This will ever chiefly depend on the kind,
the size, and the properties of the ships chosen for the service.
These primary considerations will not admit of any other that may interfere
with the necessary properties of the ships. Therefore, in choosing the
ships, should any of the most advantageous properties be wanting, and the
necessary room in them, be in any degree diminished, for less important
purposes, such a step would be laying a foundation for rendering the
undertaking abortive in the first instance.
As the greatest danger to be apprehended and provided against, on a voyage
of discovery, especially to the most distant parts of the globe, is that of
the ship's being liable to be run a-ground on an unknown, desert, or
perhaps savage coast; so no consideration should be set in competition with
that of her being of a construction of the safest kind, in which the
officers may, with the least hazard, venture upon a strange coast. A ship
of this kind must not be of a great draught of water, yet of a sufficient
burden and capacity to carry a proper quantity of provisions and
necessaries for her complement of men, and for the time requisite to
perform the voyage.
She must also be of a construction that will bear to take the ground; and
of a size, which in case of necessity, may be safely and conveniently laid
on shore, to repair any accidental damage or defect. These properties are
not to be found in ships of war of forty guns, nor in frigates, nor in East
India Company's ships, nor in large three-decked West India ships, nor
indeed in any other but North-country-built ships, or such as are built for
the coal-trade, which are peculiarly adapted to this purpose.
In such a vessel an able sea-officer will be most venturesome, and better
enabled to fulfil his instructions, than he possibly can (or indeed than
would be prudent for him to attempt) in one of any other sort or size.
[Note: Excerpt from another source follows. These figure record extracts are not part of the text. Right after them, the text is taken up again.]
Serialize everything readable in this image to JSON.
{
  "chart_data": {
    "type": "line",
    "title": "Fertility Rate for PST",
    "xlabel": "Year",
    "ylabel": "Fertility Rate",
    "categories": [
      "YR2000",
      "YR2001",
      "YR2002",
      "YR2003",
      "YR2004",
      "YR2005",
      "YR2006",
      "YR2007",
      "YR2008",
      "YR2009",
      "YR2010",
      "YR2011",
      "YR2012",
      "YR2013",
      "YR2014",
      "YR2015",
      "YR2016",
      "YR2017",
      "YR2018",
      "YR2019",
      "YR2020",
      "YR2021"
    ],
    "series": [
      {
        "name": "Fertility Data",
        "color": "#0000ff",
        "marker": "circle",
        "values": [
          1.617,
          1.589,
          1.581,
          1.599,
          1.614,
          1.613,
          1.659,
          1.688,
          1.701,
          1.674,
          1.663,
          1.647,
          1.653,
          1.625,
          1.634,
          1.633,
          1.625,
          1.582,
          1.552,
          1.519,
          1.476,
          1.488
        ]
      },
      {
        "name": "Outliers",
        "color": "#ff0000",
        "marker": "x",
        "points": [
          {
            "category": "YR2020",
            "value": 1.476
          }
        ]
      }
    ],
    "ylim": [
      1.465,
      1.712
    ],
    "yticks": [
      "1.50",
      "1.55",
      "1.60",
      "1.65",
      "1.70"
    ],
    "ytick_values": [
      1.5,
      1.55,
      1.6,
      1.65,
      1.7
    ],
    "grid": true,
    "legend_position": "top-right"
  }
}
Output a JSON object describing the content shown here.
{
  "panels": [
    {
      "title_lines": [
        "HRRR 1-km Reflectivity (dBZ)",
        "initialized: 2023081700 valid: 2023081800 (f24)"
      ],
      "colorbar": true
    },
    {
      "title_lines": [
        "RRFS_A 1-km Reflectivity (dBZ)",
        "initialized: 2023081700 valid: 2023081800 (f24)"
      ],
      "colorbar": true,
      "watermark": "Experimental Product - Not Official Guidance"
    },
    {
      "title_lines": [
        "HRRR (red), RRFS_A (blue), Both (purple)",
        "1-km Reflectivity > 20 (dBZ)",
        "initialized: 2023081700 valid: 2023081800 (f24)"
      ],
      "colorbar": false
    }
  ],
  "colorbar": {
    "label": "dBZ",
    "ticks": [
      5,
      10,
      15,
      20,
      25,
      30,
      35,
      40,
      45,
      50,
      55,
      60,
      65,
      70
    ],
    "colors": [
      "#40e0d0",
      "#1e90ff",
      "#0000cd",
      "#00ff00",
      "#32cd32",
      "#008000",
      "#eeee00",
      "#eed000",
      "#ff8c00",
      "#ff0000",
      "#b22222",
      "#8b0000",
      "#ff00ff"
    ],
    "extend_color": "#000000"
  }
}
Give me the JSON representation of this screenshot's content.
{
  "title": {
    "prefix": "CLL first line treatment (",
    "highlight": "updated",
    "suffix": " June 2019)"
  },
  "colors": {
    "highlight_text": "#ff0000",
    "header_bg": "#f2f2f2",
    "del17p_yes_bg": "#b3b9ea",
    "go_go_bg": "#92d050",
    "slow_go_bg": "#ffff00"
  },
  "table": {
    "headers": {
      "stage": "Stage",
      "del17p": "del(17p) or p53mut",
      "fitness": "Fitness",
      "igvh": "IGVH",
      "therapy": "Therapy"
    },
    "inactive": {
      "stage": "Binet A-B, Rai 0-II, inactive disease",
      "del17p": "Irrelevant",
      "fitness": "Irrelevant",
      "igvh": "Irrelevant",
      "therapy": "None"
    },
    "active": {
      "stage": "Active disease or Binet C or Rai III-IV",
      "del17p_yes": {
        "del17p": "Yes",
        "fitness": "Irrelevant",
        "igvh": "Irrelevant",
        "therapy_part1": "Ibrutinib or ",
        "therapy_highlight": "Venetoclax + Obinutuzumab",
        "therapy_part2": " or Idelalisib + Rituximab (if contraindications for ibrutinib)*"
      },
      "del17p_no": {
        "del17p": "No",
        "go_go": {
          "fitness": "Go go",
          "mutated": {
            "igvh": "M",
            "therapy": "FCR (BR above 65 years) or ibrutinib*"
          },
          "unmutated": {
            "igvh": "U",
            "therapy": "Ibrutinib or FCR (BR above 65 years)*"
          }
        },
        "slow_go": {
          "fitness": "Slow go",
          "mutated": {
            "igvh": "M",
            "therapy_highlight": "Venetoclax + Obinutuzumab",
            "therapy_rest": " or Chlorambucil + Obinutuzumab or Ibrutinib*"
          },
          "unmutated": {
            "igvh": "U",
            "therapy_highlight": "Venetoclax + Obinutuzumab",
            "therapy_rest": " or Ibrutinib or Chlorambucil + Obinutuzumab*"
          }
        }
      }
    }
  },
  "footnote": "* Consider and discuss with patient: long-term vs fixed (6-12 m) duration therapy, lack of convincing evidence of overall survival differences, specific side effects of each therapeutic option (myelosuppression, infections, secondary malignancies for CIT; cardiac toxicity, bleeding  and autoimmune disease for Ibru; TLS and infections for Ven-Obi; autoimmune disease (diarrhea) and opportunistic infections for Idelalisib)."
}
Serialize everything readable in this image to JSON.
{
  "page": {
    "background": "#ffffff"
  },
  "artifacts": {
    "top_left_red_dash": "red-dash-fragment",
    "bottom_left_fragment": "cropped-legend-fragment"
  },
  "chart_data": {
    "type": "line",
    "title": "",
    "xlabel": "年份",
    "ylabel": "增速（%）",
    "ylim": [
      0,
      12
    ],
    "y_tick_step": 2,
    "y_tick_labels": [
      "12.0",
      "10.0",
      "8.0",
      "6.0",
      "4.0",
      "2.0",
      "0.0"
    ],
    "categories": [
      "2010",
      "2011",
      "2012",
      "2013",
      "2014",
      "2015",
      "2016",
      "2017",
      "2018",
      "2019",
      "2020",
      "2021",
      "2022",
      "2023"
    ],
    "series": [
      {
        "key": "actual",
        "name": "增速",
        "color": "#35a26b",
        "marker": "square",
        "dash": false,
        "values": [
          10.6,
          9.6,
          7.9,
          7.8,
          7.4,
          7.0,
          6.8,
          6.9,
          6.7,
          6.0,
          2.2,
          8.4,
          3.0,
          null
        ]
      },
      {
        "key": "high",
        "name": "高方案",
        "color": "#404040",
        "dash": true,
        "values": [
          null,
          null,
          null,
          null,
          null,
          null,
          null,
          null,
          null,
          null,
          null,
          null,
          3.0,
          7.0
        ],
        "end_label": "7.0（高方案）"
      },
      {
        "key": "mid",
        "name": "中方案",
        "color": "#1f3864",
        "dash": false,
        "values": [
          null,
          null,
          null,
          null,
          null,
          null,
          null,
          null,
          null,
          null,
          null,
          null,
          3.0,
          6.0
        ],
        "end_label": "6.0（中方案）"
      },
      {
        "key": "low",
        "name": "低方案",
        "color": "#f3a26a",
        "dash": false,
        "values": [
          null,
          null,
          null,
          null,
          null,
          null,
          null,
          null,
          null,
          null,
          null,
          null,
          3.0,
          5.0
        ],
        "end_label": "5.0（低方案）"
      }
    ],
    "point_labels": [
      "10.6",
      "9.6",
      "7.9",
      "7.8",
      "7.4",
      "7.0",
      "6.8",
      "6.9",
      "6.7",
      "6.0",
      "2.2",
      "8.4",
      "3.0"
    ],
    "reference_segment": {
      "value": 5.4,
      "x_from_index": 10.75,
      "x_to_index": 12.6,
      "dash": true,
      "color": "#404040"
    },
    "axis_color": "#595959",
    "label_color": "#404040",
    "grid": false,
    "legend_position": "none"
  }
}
Upon the whole, I am firmly of opinion, that no ships are so proper for
discoveries in distant unknown parts, as those constructed as was the
Endeavour, in which I performed my former voyage. For no ships of any other
kind can contain stores and provisions sufficient (in proportion to the
necessary number of men,) considering the length of time it will be
necessary they should last. And, even if another kind of ships could stow a
sufficiency, yet on arriving at the parts for discovery, they would still,
from the nature of their construction and size, be less fit for the
purpose.
Hence, it may be concluded, so little progress had been hitherto made in
discoveries in the Southern Hemisphere.